A large share of agricultural land depends on rain-fed systems, making it highly vulnerable to variations in rainfall. In such conditions, an above-normal monsoon is likely to support higher sowing of kharif crops such as rice, pulses, maize and soybean.
“A decline in rainfall is likely to negatively impact agricultural productivity, raising concerns over crop yields and farm incomes across the country,” said Prof. Sudhir Panwar, farm expert and former member of the Uttar Pradesh Planning Commission.
According to Economic Survey 2025-26, the agriculture sector is projected to grow by 3.1% in fiscal year 2026 (FY26), aided by a favourable monsoon in the first half of the fiscal year. Agricultural GVA rose by 3.6% in H1 FY26, compared with 2.7% in the corresponding period of FY25, indicating improved crop performance. Meanwhile, allied activities, particularly livestock and fisheries, have maintained steady growth of around 5–6%, underscoring their role in providing resilience and diversification, and reflecting stable expansion in these segments.
However, the temporal distribution of rainfall remains a major monitorable. Any excessive rainfall during critical stages of the crop cycle, such as sowing, maturation, and harvesting, may cause crop damage and yield losses, particularly for crops like pulses, cotton, and maize.
The Reserve Bank of India (RBI), during its Monetary Policy Committee (MPC) meeting held from 6 to 8 April, said that Food price outlook remains comfortable in the near term with robust rabi production, adequate reservoir levels and comfortable buffer stocks of foodgrains. "The likely emergence of El Niño conditions could pose a risk," it expressed concern. Considering all these factors, CPI inflation for 2026-27 is projected at 4.6% with Q1 at 4%, Q2 at 4.4%, Q3 at 5.2%; and Q4 at 4.7%. Core inflation is projected at 4.4 per cent, according to RBI.
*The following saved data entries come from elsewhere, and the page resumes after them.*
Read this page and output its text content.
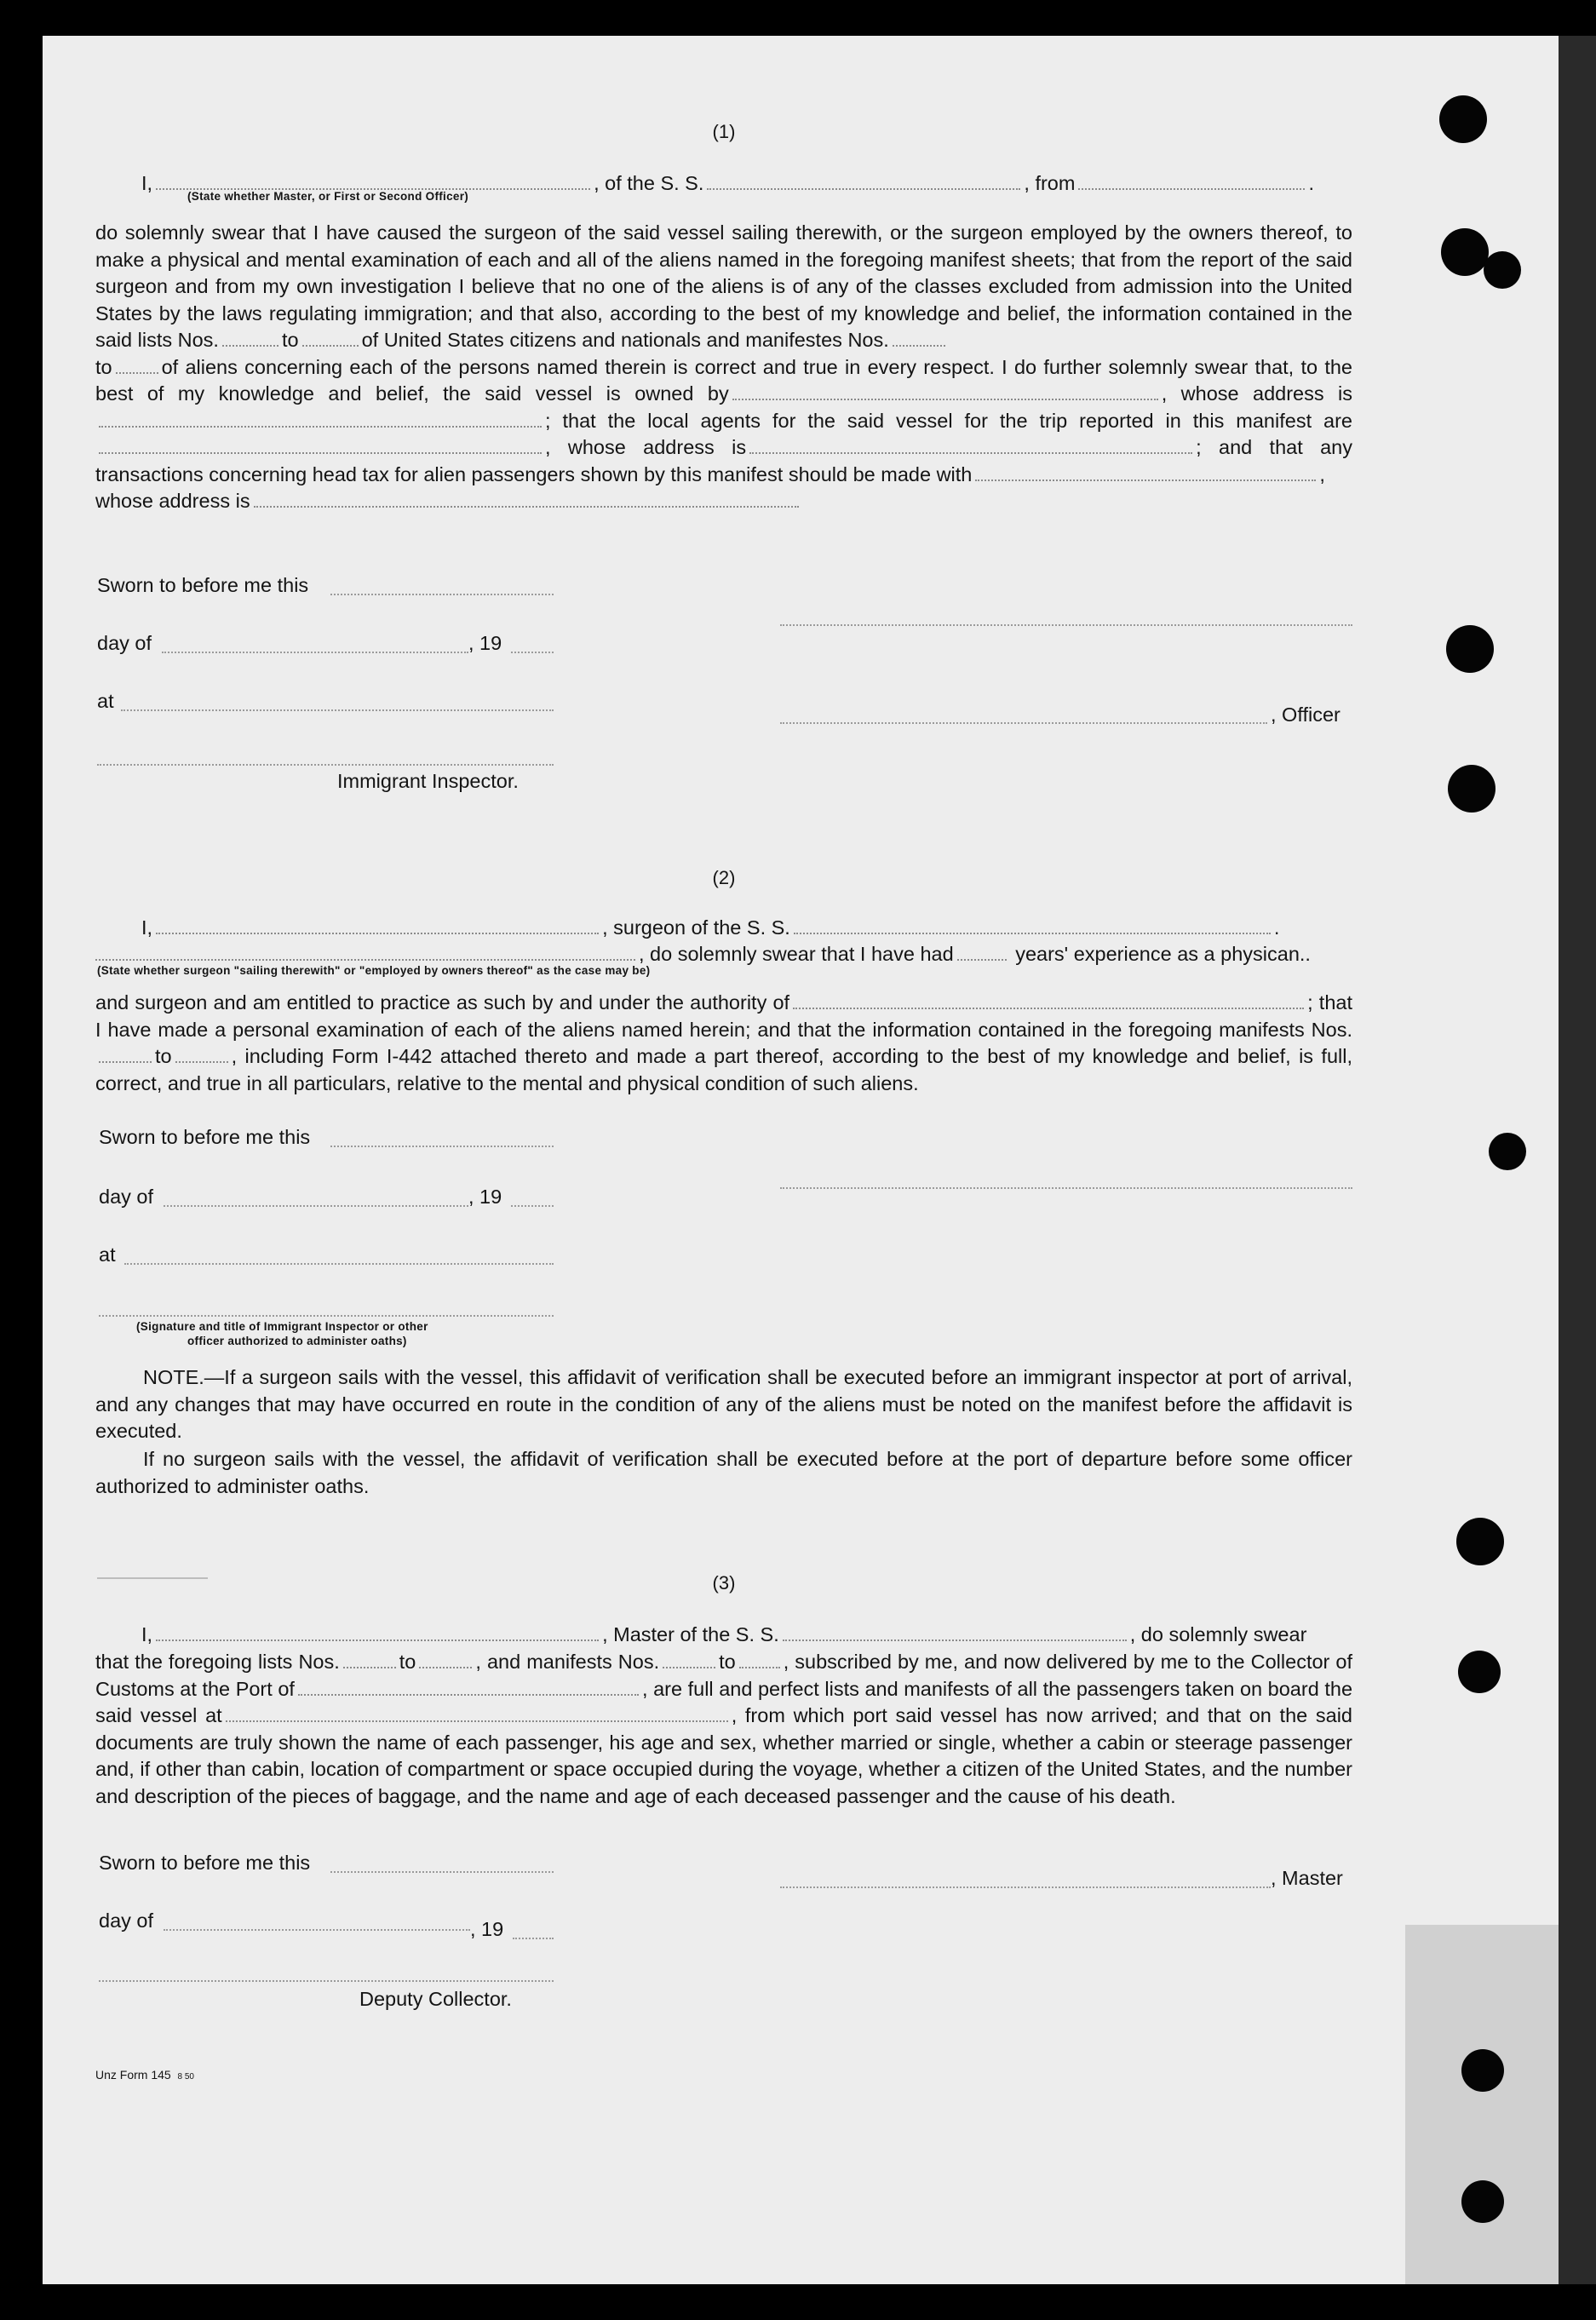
(1)
I,	, of the S. S.	, from	.
(State whether Master, or First or Second Officer)
do solemnly swear that I have caused the surgeon of the said vessel sailing therewith, or the surgeon employed by the owners thereof, to make a physical and mental examination of each and all of the aliens named in the foregoing manifest sheets; that from the report of the said surgeon and from my own investigation I believe that no one of the aliens is of any of the classes excluded from admission into the United States by the laws regulating immigration; and that also, according to the best of my knowledge and belief, the information contained in the said lists Nos.	to	of United States citizens and nationals and manifestes Nos.
to of aliens concerning each of the persons named therein is correct and true in every respect. I do further solemnly swear that, to the best of my knowledge and belief, the said vessel is owned by	, whose address is ; that the local agents for the said vessel for the trip reported in this manifest are , whose address is	; and that any transactions concerning head tax for alien passengers shown by this manifest should be made with	,
whose address is
Sworn to before me this
day of	, 19
at
, Officer
Immigrant Inspector.
(2)
I,	, surgeon of the S. S.	.
, do solemnly swear that I have had	years' experience as a physican..
(State whether surgeon "sailing therewith" or "employed by owners thereof" as the case may be)
and surgeon and am entitled to practice as such by and under the authority of	; that I have made a personal examination of each of the aliens named herein; and that the information contained in the foregoing manifests Nos.to	, including Form I-442 attached thereto and made a part thereof, according to the best of my knowledge and belief, is full, correct, and true in all particulars, relative to the mental and physical condition of such aliens.
Sworn to before me this
day of	, 19
at
(Signature and title of Immigrant Inspector or other
officer authorized to administer oaths)
NOTE.—If a surgeon sails with the vessel, this affidavit of verification shall be executed before an immigrant inspector at port of arrival, and any changes that may have occurred en route in the condition of any of the aliens must be noted on the manifest before the affidavit is executed.
If no surgeon sails with the vessel, the affidavit of verification shall be executed before at the port of departure before some officer authorized to administer oaths.
(3)
I,	, Master of the S. S.	, do solemnly swear
that the foregoing lists Nos.	to	, and manifests Nos.	to , subscribed by me, and now delivered by me to the Collector of Customs at the Port of	, are full and perfect lists and manifests of all the passengers taken on board the said vessel at	, from which port said vessel has now arrived; and that on the said documents are truly shown the name of each passenger, his age and sex, whether married or single, whether a cabin or steerage passenger and, if other than cabin, location of compartment or space occupied during the voyage, whether a citizen of the United States, and the number and description of the pieces of baggage, and the name and age of each deceased passenger and the cause of his death.
Sworn to before me this
, Master
day of	, 19
Deputy Collector.
Unz Form 145 8 50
In a separate update, private weather forecasting agency Skymet on 7 April, projected a ‘below normal’ southwest monsoon for 2026, estimating seasonal rainfall at 94% (±5%) of the long-period average (LPA) of 868.6 mm for the June–September period. The private forecaster said the expected rainfall falls within the “below normal” range of 90–95% of LPA, reiterating its earlier outlook issued in January that flagged a subpar monsoon for the year.
The foodgrain stock is at comfortable position this year compared to corresponding period of previous year. The total stocks of rice and wheat held by FCI and State agencies as on 28 February 2026 was 60.09 million tonnes (MT) comprising 36.47 mt of rice and 23.62 mt of wheat, much above the foodgrain stocking norms. The stocking norm for rice stood at 7.6 mt. while that for wheat was set at 13.8 mt. Compared to this year, the combined stock of wheat and rice stood at 50.19 mt on 28 February 2025, including 36.79 mt of rice and 13.40 mt of wheat.